As the world’s best investment manager and financial market journalist, I bring you the latest update on the USD/CHF pair trading in negative territory for the third consecutive day in Friday’s early European session. The US GDP growth number came in stronger than expected, growing 2.8% in Q2 vs. 1.4% in Q1, leading to a decline in the Greenback. The tech-led global stock market sell-off and concerns about a Chinese economic slowdown have boosted the Swiss Franc.
Investors are eagerly awaiting the US June PCE data, which is due on Friday. The negative sentiment in global stock markets, along with fears of a Chinese economic slowdown, have contributed to the downside of the USD. The US economy grew faster than expected in the second quarter, but expectations of a September interest rate cut from the Federal Reserve remain intact.
The release of the US Personal Consumption Expenditures (PCE) – Price Index for June will be the highlight on Friday. The softer US PCE inflation reports might pave the way for a Fed rate cut in September, putting pressure on the Greenback.
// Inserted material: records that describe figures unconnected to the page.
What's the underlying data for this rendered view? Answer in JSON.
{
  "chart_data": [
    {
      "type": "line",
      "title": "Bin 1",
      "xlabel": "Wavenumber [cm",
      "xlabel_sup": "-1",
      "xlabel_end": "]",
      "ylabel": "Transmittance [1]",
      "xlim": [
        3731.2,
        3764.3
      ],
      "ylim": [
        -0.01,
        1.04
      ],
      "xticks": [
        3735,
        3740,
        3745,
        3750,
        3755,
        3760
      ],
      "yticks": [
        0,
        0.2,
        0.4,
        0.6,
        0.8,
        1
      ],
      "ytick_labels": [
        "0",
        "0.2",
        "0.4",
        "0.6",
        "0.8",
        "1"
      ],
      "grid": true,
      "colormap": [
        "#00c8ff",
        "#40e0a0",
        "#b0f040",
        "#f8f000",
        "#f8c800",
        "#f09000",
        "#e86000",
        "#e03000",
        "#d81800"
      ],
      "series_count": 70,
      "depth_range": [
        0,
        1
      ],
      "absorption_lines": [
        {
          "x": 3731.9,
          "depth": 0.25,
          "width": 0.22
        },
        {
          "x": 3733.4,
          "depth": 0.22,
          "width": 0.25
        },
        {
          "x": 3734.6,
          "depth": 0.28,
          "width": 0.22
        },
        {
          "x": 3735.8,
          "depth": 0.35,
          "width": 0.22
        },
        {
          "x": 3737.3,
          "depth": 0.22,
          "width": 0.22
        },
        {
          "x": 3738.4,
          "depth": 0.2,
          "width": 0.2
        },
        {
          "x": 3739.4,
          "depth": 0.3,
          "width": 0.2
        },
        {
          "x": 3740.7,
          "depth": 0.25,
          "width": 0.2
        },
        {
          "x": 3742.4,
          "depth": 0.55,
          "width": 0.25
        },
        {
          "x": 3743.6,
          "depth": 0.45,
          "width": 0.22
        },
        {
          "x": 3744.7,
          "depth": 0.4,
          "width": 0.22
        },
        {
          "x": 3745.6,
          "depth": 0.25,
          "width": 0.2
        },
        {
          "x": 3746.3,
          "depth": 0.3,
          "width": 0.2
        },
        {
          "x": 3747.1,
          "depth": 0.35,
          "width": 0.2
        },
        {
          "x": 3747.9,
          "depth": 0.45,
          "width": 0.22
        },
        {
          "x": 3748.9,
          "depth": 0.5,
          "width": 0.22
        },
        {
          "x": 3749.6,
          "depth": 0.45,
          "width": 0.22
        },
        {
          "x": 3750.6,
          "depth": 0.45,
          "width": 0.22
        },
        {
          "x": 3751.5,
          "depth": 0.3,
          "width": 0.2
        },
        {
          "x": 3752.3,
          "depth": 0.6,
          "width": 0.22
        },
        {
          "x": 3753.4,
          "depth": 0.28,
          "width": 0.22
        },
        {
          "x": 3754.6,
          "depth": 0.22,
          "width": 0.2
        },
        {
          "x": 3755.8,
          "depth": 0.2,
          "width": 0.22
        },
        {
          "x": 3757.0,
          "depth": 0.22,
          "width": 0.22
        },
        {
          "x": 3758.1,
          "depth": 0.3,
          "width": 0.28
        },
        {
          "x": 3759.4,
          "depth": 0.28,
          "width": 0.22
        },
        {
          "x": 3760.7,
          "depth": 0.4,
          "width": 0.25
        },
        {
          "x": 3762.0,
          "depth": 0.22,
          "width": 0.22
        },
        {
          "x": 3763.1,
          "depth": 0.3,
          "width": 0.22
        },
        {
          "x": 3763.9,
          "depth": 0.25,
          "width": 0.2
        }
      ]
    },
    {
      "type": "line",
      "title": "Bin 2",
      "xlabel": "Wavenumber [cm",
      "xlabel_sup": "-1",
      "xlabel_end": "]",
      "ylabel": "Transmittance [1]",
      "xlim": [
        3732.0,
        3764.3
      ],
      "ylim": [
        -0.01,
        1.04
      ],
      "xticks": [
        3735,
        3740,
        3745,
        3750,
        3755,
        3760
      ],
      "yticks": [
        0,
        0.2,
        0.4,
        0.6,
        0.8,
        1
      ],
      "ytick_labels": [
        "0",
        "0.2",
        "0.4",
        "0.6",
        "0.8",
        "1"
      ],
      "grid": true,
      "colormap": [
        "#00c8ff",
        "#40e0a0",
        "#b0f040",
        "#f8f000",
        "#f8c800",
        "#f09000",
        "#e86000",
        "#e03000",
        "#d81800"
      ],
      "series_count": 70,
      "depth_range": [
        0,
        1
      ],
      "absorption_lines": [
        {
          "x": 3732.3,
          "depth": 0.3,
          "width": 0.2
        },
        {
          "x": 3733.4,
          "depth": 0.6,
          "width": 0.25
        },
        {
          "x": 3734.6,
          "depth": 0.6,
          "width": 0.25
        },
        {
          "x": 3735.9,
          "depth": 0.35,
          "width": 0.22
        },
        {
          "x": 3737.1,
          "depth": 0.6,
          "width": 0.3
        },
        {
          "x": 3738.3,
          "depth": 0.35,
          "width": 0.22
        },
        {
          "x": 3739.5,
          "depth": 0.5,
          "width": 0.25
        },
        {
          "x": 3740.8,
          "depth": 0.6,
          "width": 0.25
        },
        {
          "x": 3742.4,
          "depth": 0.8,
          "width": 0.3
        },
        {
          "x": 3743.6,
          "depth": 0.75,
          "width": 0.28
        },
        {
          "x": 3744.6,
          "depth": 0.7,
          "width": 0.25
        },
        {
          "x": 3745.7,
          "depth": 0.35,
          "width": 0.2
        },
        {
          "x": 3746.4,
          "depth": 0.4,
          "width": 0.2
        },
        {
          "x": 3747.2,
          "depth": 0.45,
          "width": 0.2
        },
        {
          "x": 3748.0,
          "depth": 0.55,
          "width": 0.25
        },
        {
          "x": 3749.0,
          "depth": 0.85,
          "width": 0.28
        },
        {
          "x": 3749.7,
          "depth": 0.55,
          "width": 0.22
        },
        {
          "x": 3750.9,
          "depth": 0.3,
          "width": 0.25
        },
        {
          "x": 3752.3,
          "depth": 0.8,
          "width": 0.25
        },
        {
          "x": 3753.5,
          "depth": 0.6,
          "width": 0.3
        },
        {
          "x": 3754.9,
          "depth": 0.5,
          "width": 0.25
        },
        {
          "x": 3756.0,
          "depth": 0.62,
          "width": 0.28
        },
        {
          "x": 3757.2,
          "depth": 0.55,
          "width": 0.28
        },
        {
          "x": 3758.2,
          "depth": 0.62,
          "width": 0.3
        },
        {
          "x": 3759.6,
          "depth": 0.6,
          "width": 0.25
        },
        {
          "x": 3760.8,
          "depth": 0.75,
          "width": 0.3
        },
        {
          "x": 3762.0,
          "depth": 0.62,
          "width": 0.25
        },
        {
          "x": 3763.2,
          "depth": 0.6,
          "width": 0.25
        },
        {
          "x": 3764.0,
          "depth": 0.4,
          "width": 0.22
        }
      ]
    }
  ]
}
On the other hand, hotter-than-expected inflation readings could support the USD.
Analysis:
In summary, the USD/CHF pair is facing selling pressure due to stronger US GDP growth, global stock market sell-off, and concerns about a Chinese economic slowdown. The upcoming US PCE data will be crucial in determining the future direction of the Greenback. Investors should keep a close eye on these developments as they can have a significant impact on their finances and investment decisions.